AN off-duty police officer who went to help an elderly man after he collapsed a metre from the doors of York Hospital said he was told to call for an ambulance.
Scott Moore, 37, who lives near Easingwold, said he was near the hospital entrance when a man who looked to be in his nineties fell over and appeared to be having chest problems.
But when Mr Moore and a nurse who was starting her shift called into the hospital for help, he said they were told the crash team would not go outside the building and they should call for an ambulance.
Mr Moore, a detective with West Yorkshire Police, said: “He was frothing at the mouth. He was banging at his chest saying ‘vascular, vascular’. I presumed it was to do with his heart.
“The guy on reception said ‘the crash team won’t come outside the hospital, you need to ring 999, you need to get an ambulance’.”

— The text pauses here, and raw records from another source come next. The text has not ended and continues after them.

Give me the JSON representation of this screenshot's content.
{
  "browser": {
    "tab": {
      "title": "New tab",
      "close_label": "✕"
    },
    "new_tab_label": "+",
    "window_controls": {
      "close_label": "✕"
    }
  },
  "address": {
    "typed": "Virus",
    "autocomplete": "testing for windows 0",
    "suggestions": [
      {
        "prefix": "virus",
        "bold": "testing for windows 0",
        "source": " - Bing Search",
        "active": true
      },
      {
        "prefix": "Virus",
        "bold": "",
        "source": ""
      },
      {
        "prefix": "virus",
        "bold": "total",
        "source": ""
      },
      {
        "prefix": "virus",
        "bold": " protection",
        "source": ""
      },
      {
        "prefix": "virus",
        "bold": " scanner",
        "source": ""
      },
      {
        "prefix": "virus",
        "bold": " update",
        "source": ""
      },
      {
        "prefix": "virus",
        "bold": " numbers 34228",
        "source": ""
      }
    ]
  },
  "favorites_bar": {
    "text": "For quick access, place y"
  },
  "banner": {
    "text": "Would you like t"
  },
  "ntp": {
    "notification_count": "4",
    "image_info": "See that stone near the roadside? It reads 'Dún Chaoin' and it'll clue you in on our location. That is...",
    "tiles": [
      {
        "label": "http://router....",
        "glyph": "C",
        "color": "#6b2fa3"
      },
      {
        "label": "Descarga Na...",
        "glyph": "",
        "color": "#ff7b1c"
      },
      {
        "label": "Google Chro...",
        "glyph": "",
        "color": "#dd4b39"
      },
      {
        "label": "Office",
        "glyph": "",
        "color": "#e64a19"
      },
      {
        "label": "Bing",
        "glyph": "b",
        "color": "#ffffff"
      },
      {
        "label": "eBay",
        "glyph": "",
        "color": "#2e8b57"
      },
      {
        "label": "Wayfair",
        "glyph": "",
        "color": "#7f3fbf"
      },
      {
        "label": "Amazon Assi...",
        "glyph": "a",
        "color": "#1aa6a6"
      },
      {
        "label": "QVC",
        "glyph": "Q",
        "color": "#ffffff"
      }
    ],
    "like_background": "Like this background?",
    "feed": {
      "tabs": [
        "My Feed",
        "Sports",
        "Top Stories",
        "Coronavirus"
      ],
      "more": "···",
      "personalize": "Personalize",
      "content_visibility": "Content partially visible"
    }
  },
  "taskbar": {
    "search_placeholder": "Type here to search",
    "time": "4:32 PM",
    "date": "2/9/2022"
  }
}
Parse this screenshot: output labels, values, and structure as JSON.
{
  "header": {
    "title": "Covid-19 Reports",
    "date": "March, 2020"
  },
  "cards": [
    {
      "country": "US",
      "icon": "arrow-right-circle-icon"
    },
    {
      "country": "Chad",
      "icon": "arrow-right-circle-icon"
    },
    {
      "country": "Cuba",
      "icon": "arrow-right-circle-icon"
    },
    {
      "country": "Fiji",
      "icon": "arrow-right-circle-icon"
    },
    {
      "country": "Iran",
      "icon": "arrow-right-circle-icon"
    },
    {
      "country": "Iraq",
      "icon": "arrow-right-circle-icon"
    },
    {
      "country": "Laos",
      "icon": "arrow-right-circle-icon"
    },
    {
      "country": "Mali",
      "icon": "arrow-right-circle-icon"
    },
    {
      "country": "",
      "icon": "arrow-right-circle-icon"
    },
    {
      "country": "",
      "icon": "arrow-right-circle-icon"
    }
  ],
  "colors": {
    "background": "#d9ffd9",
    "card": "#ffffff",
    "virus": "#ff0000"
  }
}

The nurse ran in to get a wheelchair and Mr Moore said they wheeled the man through the doors and he slipped from the chair as he had become unconscious.
Mr Moore said: “Then doctors and nurses came running through from all directions. There was eight to ten of them.”
However, he said he still had to wheel the man to A&E.
“The whole scenario was unbelievable.
You can’t imagine how his family would have felt if they had been there,” Mr Moore said.
A spokeswoman for York Hospital said they had a record of a man fainting and going home later that day in February.
She said: “Where a cardiac or respiratory arrest is suspected, action is taken to start basic resuscitation and summon help. A cardiac arrest team or a first responder is available 24 hours a day, seven days a week, via an emergency bleep system. A crash call would be placed for an incident on the hospital site including the grounds.
The Trust policy with regard to resuscitation off the main hospital site is that staff should dial 999 and ask for an ambulance stating the exact location and the condition of the patient.
“If there was an incident in the close proximity of the entrance to A&E, a common-sense approach would be taken by staff in the emergency department.”
Mr Moore recently spoke to The Press as he felt attention should be drawn to the matter.